Typhanie Afschrift

L’Iran et nos valeurs

Typhanie Afschrift Professeure ordinaire à l'Université libre de Bruxelles

Le combat des femmes iraniennes pour leur liberté est admirable, et beaucoup parmi nous les admirons. Depuis que l’une d’entre elles s’est fait arrêter par l’odieuse “police des moeurs” et a ensuite été retrouvée morte, visiblement assassinée, les manifestations se multiplient.

Mais le régime reste ce qu’il est: une tyrannie, contrôlée par des religieux sectaires, qui ne reconnaît pas les libertés ni le droit des femmes. Un système totalitaire et répressif fondé sur des principes archaïques que l’on entend imposer par la force et en contraignant les femmes à porter le voile. Les Iraniennes ont le courage d’enlever celui-ci pour défier leurs bourreaux. Mais c’est au prix de centaines de morts, parce que le régime ne recule devant rien pour maintenir son pouvoir. Ce combat est important pour elles et il doit l’être aussi pour nous parce que nous avons des valeurs à défendre.

Il y a des choses sur lesquelles on ne peut transiger. Il y a des “lois au-dessus des lois de l’Etat”, comme le disait Antigone.

Cetes, quelques dirigeants font des déclarations diplomatiques critiquant les excès des mollahs et des autres personnages sectaires qui les suivent. Mais on a l’impression, vu la modération injustifiée des propos, qu’on a peur de blesser les dictateurs en place à Téhéran qui, pourtant, constituent aussi un danger pour la paix dans le monde.

On évoque même la possibilité de restituer à l’Iran les 7 milliards de dollars bloqués dans le cadre des sanctions internationales pour le dangereux programme nucléaire iranien. Veut-on vraiment que cette somme serve à financer la police de moeurs, la construction de prisons et de chambres de torture, ou la poursuite… du programme nucléaire lui-même?

L’Iran est un Etat ennemi, et il faut le dire clairement. Cela vaut pour les organisations de la société civile, et notamment celles qui, très vigilantes à juste titre sur le plan des droits des femmes ici, sont étrangement silencieuses dès lors que les discriminations ont lieu en Iran ou ailleurs dans un autre Etat musulman.

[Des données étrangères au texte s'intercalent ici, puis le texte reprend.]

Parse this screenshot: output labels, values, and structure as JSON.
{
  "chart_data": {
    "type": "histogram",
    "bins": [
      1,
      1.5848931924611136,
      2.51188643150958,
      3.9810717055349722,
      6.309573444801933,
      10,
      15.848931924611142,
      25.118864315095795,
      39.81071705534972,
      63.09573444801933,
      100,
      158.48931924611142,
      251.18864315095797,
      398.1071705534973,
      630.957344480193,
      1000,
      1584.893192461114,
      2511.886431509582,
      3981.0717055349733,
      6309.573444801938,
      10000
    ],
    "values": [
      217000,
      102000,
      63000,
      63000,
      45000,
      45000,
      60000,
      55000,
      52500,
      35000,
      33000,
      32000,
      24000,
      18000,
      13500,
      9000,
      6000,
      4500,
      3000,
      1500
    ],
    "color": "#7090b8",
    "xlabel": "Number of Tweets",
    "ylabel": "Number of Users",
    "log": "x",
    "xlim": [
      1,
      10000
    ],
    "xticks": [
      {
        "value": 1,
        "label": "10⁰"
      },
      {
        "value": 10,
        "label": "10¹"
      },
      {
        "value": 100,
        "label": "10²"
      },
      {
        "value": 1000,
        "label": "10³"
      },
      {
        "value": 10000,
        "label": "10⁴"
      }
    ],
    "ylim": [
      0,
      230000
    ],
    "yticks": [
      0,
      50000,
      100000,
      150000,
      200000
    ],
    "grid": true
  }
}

Il faut aussi réaffirmer nos valeurs et le faire savoir. C’est-à-dire confirmer que les libertés individuelles et les droits fondamentaux, en ce compris l’égalité entre les hommes et les femmes, sont immuables et intangibles, universels et éternels.

Il faut donc faire le contraire de ce qu’a fait, avec une rare faiblesse idéologique Alexander De Croo lorsqu’il y a quelques semaines, critiqué pour les mesures liberticides de la période covid, il a tenté d’expliquer qu’aujourd’hui il ne “fallait plus défendre les libertés de la même façon qu’auparavant” et s’est mis à relativiser les libertés fondamentales en se référant, au moins implicitement, à la doctrine marxiste des “libertés réelles”, à opposer aux “libertés formelles”.

Ce n’est pas en laissant entendre que nos valeurs sont variables dans le temps et qu’elles pourraient s’adapter à de vagues nécessités conjoncturelles que l’on va les défendre. Admettre que les libertés seraient variables dans le temps serait aussi reconnaître qu’elles devraient l’être dans l’espace, et donc que les Iraniennes n’auraient pas les mêmes droits simplement parce qu’elles vivent ailleurs.

Les valeurs dont nous avons hérité des Lumières, et donc nos libertés individuelles, doivent être défendues comme étant intangibles. On ne peut y toucher sous aucun prétexte et dans aucune situation. Ni ici, ni ailleurs. On ne doit pas non plus tenter de chercher un prétendu “équilibre” entre les droits fondamentaux et d’autres objectifs. Les libertés s’imposent et les objectifs des Etats doivent être déterminés dans le respect des droits de chacun, pas en réduisant ceux-ci. Il y a des choses sur lesquelles on ne peut transiger. Il y a des “lois au-dessus des lois de l’Etat”, comme le disait Antigone.